Yanlai Yang, Mengye Ren

New York University
CoLLAs 2025 (Oral)

arXiv Code Poster

The Memory Storyboard Framework

Our proposed Memory Storyboard framework for streaming SSL from egocentric videos. Similar frames are being clustered into temporal segments and their labels (text information for illustration purpose only) are updated in the long-term memory buffer for replay. SSL involves contrastive learning at both the frame and temporal segment levels.

Similar frames are being clustered into temporal segments and their labels (text information for illustration purpose only) are updated in the long-term memory buffer for replay. SSL involves contrastive learning at both the frame and temporal segment levels.

Two-tier Memory Structure

Long-term memory is updated with reservoir sampling, and short-term memory with first-in-firstout (FIFO). Temporal segmentation is applied on the shortterm memory, which then updates the labels of corresponding images in the long-term memory.

Temporal Segmentation Algorithm

The optimization objective of our segmentation algorithm is to maximize the average within-class similarity using a greedy algorithm.

Visualization of the temporal segments produced by Memory Storyboard on (a) SAYCam (b)(c) KrishnaCam at the end of training. The images are sampled at 10 seconds per frame. Each color bar correspond to a temporal class (the first and the last class might be incomplete).

Results

We demonstrate that Memory Storyboard achieves state-of-the-art performance on downstream ImageNet and iNaturalist classification tasks when trained on real-world egocentric video datasets. Among all the streaming self-supervised learning methods we evaluated, Memory Storyboard is the only one that is competitive with or even outperforms IID training when trained on these datasets.

Results on streaming SSL from SAYCam. Downstream evaluation on object classification (Accuracy %) for SSL models trained under the streaming setting. For "No Replay" and "IID" the results are the same for different memory buffer sizes. The "IID" methods are not under the streaming setting and are for reference only as a performance "upper bound" with the same number of gradient updates. Unless specified, standard reservoir sampling is used in the replay buffer.
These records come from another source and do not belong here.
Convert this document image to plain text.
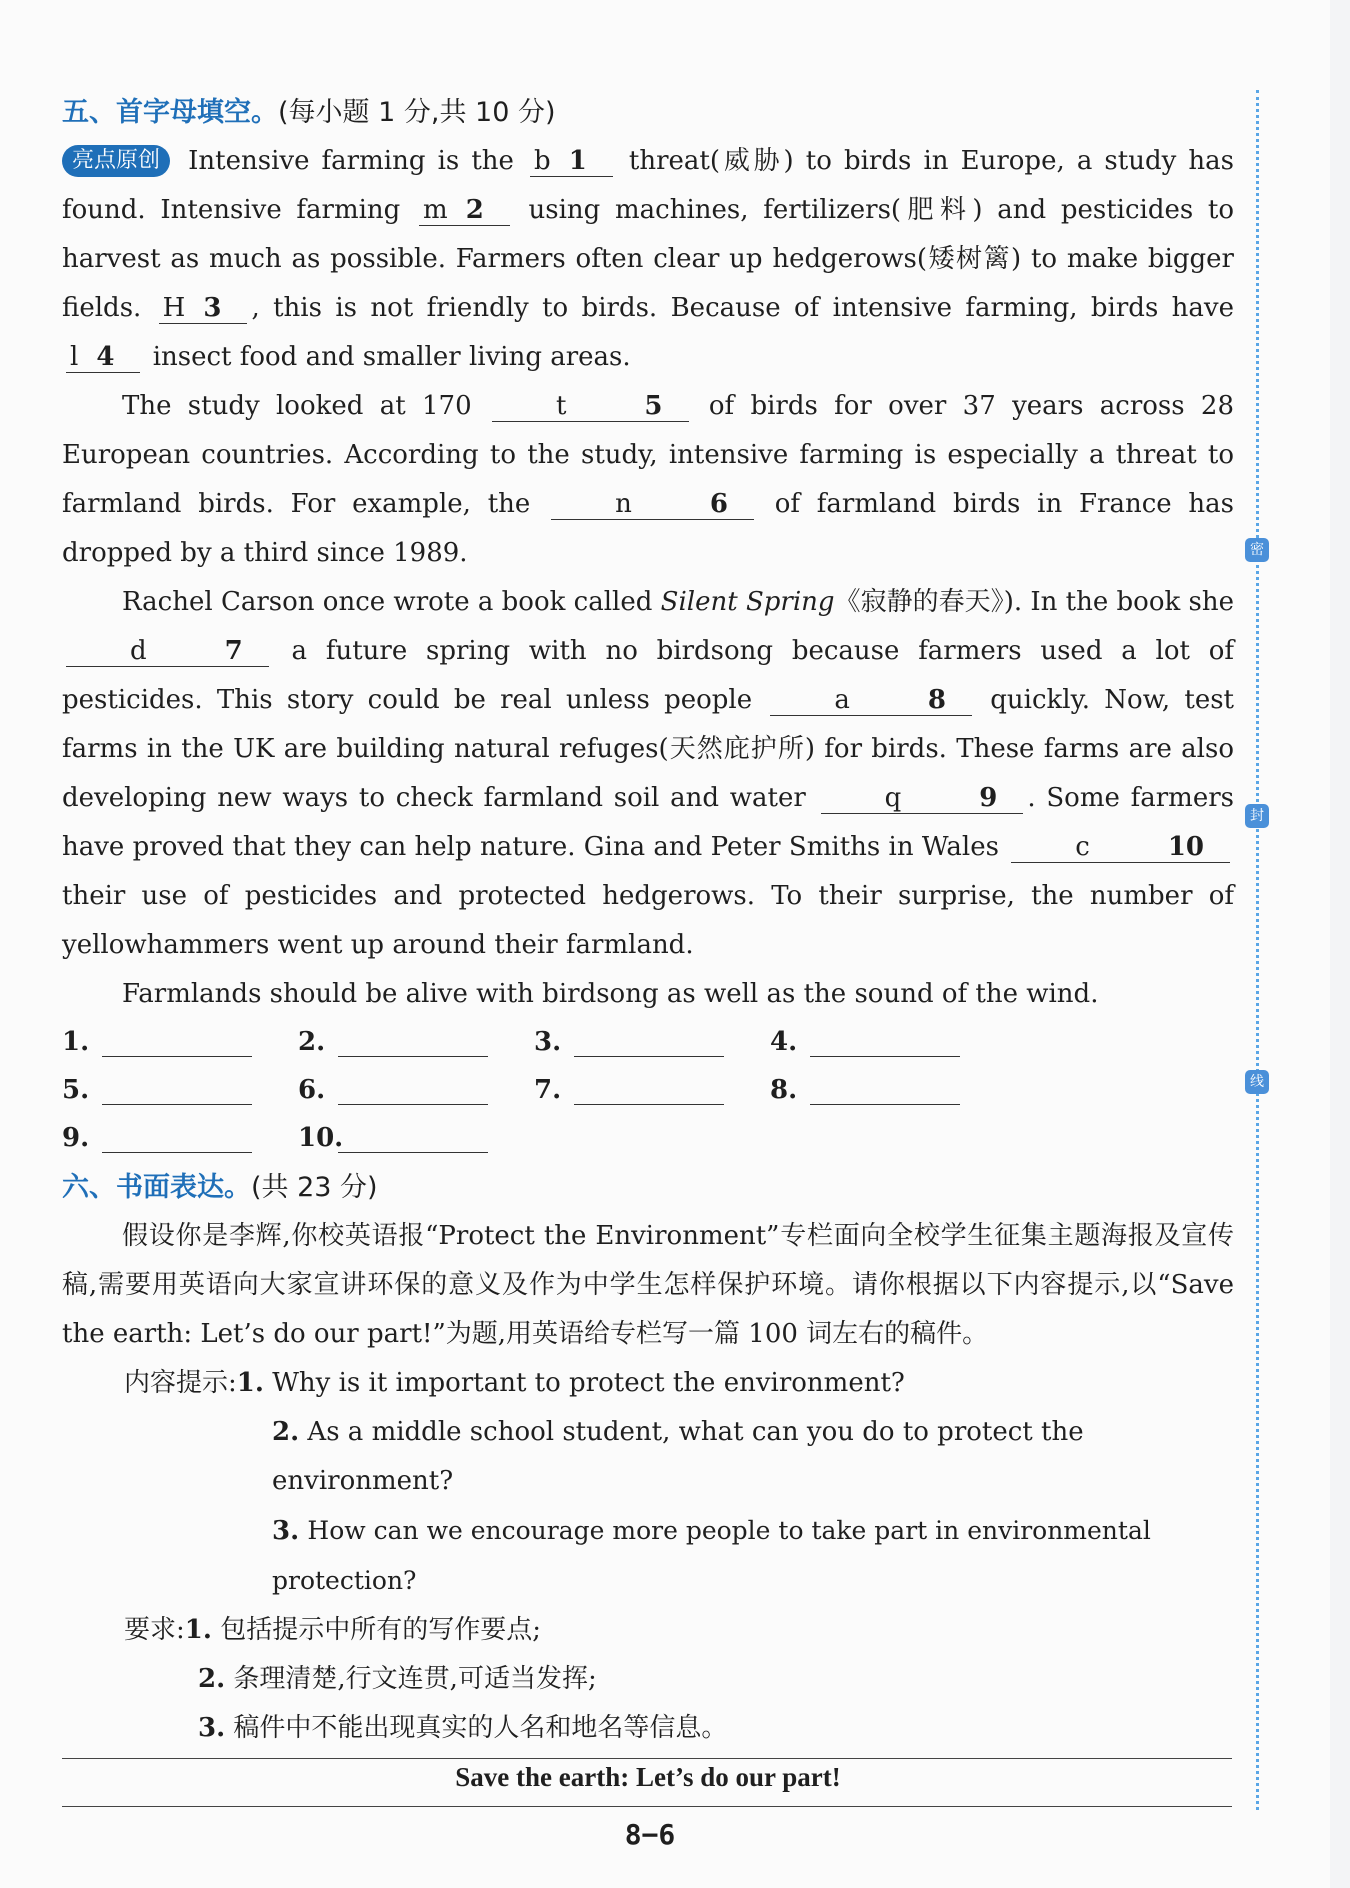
密
封
线
五、首字母填空。(每小题 1 分,共 10 分)

亮点原创 Intensive farming is the b 1 threat(威胁) to birds in Europe, a study has found. Intensive farming m 2 using machines, fertilizers(肥料) and pesticides to harvest as much as possible. Farmers often clear up hedgerows(矮树篱) to make bigger fields. H 3 , this is not friendly to birds. Because of intensive farming, birds have l 4 insect food and smaller living areas.

The study looked at 170	t	5 of birds for over 37 years across 28 European countries. According to the study, intensive farming is especially a threat to farmland birds. For example, the	n	6 of farmland birds in France has dropped by a third since 1989.

Rachel Carson once wrote a book called Silent Spring《寂静的春天》). In the book she d	7 a future spring with no birdsong because farmers used a lot of pesticides. This story could be real unless people	a	8 quickly. Now, test farms in the UK are building natural refuges(天然庇护所) for birds. These farms are also developing new ways to check farmland soil and water	q	9 . Some farmers have proved that they can help nature. Gina and Peter Smiths in Wales	c	10 their use of pesticides and protected hedgerows. To their surprise, the number of yellowhammers went up around their farmland.

Farmlands should be alive with birdsong as well as the sound of the wind.

1.	2.	3.	4.
5.	6.	7.	8.
9.	10.
六、书面表达。(共 23 分)

假设你是李辉,你校英语报“Protect the Environment”专栏面向全校学生征集主题海报及宣传稿,需要用英语向大家宣讲环保的意义及作为中学生怎样保护环境。请你根据以下内容提示,以“Save the earth: Let’s do our part!”为题,用英语给专栏写一篇 100 词左右的稿件。

内容提示:1. Why is it important to protect the environment?
2. As a middle school student, what can you do to protect the environment?
3. How can we encourage more people to take part in environmental protection?
要求:1. 包括提示中所有的写作要点;
2. 条理清楚,行文连贯,可适当发挥;
3. 稿件中不能出现真实的人名和地名等信息。
Save the earth: Let’s do our part!
8−6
Batch Composition Under Different Memory Constraints

We study the effects of training factors including label merging, subsampling rate, average segment length, memory buffer size, and training batch composition. These studies provide insight for more efficient streaming learning from videos. In particular, we explore the optimal composition ratio of the training batch from short-term vs. long-term memory, under different memory constraints. Larger batches from long-term memory improve performance when we can afford a large memory bank, while smaller batches can help prevent overfitting when we have a small memory bank.
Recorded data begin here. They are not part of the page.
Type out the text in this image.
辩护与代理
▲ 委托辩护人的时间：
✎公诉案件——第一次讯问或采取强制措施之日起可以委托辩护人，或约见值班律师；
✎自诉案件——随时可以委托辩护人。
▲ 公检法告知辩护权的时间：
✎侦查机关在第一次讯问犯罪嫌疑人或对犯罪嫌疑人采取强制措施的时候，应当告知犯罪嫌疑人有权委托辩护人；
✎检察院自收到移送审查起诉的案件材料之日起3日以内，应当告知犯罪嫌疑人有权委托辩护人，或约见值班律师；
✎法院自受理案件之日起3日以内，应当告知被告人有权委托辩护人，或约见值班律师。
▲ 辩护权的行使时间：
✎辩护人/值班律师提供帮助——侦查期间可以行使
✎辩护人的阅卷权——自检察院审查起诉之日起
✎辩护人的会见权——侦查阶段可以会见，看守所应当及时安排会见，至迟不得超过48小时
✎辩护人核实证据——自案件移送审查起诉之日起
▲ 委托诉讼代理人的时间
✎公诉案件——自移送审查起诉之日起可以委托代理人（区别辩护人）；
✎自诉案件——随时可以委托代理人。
Memory Storyboard performance on SAYCam with different long-term memory sizes (5k, 10k, 50k, and 100k) and varying training batch compositions (12.5% to 75.0% from short-term memory) using SVM readout. Each colored line represents the performance of different training batch compositions when the model has seen the same amount of data from the stream. Each black line represents the performance of different training batch compositions when the model has taken the same number of gradient updates.

Conclusion

The ability to continuously learn from large-scale uncurated streaming video data is crucial for applying self-supervised learning methods in real-world embodied agents. Existing works have limited exploration on this problem, have mainly focused on static datasets, and do not perform well in the streaming video setting. Inspired by the event segmentation mechanism in human cognition, in this work, we propose Memory Storyboard, which leverages temporal segmentation to produce a two-tier memory hierarchy akin to the short-term and long-term memory of humans. Memory Storyboard combines a temporal contrastive objective and a standard self-supervised contrastive objective to facilitate representation learning from scratch through streaming video experiences. Memory Storyboard achieves state-of-the-art performance on downstream classification and object detection tasks when trained on real-world large egocentric video datasets. By studying the effects of subsampling rates, average segment length, normalization, and optimal batch composition under different compute and memory constraints, we also offer valuable insights on the design choices for streaming self-supervised learning.